Shares of V.F. Corp (VFC, Financial) jumped 23% following Q2 results, driven by the success of its "Reinvent" turnaround plan. Known for brands like The North Face, Vans, and Timberland, VFC surpassed top and bottom-line estimates, although Q3 revenue guidance was slightly below consensus. The company anticipates further sequential improvements in Q4, pushing the stock to new one-year highs, a 70% increase from April 2024 lows.
- Q2 revenue fell 5.6% year-over-year to $2.76 billion, marking the ninth consecutive quarter of negative growth. However, this was an improvement from previous quarters' declines of -16.2% in Q3 2024, -13.4% in Q4 2024, and -8.9% in Q1. The Americas saw a decline of 9%, better than the previous quarter's 13% drop. EMEA had its best month ever in September, and APAC saw a 5% increase.
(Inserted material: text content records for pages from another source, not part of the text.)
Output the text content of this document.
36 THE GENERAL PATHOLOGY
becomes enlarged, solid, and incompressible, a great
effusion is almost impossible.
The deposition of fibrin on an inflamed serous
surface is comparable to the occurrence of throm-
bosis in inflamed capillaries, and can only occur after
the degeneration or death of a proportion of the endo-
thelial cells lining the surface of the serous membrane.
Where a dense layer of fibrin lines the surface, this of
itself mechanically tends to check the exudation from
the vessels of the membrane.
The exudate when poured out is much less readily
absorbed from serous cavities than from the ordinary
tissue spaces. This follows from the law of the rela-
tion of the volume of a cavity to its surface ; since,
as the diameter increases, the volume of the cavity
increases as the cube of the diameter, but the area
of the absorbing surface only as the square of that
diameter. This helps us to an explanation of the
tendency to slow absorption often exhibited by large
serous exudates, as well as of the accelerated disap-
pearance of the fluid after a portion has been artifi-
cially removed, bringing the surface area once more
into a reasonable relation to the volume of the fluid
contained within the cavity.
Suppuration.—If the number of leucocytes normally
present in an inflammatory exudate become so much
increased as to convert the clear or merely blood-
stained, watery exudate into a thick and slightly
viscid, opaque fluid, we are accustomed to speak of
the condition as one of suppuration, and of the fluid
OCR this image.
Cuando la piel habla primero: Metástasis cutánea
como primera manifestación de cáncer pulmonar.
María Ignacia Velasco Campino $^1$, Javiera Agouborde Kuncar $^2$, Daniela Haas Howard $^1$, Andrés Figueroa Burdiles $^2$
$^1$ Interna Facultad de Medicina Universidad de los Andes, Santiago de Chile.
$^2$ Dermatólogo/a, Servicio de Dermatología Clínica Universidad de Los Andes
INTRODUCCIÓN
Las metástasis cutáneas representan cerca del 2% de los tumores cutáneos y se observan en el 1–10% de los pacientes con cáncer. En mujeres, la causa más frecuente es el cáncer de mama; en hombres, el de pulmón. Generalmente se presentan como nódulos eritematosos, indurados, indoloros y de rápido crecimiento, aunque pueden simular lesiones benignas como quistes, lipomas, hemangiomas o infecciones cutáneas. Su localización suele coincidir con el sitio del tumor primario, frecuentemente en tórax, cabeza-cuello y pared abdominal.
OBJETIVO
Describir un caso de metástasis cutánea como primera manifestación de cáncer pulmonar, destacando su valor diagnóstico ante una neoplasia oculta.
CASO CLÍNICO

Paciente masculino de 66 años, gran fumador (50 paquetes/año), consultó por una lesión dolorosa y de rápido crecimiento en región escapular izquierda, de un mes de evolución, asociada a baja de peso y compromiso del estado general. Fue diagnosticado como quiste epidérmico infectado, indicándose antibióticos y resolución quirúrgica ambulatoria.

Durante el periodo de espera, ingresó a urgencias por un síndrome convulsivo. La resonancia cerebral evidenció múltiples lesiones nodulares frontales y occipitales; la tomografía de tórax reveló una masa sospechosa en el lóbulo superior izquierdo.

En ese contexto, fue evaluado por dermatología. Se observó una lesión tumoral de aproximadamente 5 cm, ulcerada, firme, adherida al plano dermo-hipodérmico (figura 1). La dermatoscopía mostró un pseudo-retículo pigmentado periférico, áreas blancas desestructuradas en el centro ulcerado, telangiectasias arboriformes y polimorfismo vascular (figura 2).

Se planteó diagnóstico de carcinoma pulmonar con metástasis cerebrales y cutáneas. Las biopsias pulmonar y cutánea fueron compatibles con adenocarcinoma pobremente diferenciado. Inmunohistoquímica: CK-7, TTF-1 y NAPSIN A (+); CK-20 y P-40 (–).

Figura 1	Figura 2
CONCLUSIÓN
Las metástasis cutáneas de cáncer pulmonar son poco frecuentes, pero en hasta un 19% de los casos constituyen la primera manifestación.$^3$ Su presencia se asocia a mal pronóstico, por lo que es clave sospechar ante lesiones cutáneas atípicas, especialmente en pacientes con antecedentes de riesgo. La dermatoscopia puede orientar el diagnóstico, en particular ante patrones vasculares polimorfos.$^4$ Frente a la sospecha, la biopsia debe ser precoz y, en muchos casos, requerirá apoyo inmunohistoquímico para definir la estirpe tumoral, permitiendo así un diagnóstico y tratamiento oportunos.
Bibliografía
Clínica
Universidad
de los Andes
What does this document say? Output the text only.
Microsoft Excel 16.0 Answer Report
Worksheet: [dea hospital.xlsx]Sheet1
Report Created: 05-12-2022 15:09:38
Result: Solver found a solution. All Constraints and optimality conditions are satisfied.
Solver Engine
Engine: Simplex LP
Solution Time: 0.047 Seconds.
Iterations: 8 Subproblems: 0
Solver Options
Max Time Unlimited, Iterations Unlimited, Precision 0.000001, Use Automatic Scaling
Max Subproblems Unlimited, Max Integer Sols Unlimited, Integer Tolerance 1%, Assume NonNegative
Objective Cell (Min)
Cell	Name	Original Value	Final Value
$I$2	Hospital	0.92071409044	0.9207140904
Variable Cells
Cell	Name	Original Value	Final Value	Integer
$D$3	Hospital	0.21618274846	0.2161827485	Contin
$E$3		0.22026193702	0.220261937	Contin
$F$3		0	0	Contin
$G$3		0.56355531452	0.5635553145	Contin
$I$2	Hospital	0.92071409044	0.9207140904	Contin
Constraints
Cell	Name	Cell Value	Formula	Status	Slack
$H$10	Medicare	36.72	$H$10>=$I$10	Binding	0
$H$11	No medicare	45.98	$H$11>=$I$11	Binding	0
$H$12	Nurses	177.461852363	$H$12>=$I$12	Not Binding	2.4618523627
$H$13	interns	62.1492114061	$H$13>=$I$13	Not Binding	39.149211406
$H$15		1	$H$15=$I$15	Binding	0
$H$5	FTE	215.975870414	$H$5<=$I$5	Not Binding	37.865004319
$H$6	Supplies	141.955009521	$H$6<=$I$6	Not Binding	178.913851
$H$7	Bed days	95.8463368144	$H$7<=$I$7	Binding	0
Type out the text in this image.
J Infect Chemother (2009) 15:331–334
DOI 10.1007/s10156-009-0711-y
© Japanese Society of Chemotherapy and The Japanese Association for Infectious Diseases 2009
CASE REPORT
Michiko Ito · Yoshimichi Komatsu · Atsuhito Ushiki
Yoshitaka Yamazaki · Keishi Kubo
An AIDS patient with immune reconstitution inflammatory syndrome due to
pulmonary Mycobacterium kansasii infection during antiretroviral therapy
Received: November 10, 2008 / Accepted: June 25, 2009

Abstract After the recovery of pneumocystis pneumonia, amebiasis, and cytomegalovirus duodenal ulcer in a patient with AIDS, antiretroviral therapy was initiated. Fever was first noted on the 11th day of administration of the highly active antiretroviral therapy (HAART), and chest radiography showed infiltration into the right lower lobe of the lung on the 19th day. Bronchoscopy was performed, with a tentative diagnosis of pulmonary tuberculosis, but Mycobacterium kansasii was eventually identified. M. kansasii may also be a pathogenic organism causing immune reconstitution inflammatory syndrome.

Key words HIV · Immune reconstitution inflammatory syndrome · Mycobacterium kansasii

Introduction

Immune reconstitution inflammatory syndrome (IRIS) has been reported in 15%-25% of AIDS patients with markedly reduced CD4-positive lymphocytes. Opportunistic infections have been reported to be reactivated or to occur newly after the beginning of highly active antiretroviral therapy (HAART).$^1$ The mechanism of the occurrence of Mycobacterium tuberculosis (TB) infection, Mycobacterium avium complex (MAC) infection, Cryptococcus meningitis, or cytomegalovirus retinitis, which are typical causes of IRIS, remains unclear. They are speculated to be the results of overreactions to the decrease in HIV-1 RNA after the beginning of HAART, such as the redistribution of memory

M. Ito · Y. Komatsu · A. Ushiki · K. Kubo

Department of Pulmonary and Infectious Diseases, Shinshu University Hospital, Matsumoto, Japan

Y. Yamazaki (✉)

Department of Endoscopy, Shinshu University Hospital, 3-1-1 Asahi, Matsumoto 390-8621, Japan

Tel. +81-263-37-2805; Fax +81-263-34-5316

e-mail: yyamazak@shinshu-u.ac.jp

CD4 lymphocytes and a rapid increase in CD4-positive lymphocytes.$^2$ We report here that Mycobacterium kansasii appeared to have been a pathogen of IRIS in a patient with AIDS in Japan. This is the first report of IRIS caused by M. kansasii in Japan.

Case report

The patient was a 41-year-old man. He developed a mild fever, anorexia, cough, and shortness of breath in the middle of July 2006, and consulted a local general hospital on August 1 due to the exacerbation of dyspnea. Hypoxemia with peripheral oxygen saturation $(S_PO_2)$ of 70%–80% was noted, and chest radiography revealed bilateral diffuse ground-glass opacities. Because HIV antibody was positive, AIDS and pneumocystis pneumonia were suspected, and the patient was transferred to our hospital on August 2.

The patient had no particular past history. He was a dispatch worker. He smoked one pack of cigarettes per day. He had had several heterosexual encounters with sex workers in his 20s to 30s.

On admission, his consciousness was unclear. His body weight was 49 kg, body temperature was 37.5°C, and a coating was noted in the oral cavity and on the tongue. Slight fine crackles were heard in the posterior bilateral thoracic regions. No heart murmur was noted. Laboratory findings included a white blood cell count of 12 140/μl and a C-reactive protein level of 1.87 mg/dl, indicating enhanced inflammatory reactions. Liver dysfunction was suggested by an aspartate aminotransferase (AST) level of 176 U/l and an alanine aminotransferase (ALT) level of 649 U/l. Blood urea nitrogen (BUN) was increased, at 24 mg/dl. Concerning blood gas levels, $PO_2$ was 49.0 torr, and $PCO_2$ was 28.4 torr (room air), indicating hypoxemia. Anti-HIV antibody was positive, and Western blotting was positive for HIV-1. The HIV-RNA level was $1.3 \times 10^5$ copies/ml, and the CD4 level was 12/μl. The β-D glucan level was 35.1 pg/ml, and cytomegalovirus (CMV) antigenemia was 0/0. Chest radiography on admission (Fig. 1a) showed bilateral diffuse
- VFC's adjusted EPS significantly outperformed expectations, marking its first double-digit beat since Q3 2023. This success was due to cost savings of $65 million in the quarter, reaching a $300 million target ahead of schedule.
- The Reinvent plan also focused on strengthening the balance sheet by normalizing inventories, reducing them by 13% year-over-year, and paying down debt. VFC is on track to retire a $750 million term loan by year-end.
- The U.S. business and Vans banner turnaround were critical focuses. Revenue declines in the Americas slowed, and Vans' performance improved, with an 11% decline compared to a 21% drop last quarter.
- The North Face and Timberland showed strong performance, despite Timberland's sequential revenue decline due to challenging comparisons. Timberland's revenue improved to a 3% year-over-year dip, with strong backpack sales and resilience in APAC and EMEA.
Under CEO Bracken Darrell, VFC's turnaround plan is showing continuous success. While the company still aims for positive year-over-year growth, its portfolio of globally recognized brands supports a promising long-term recovery.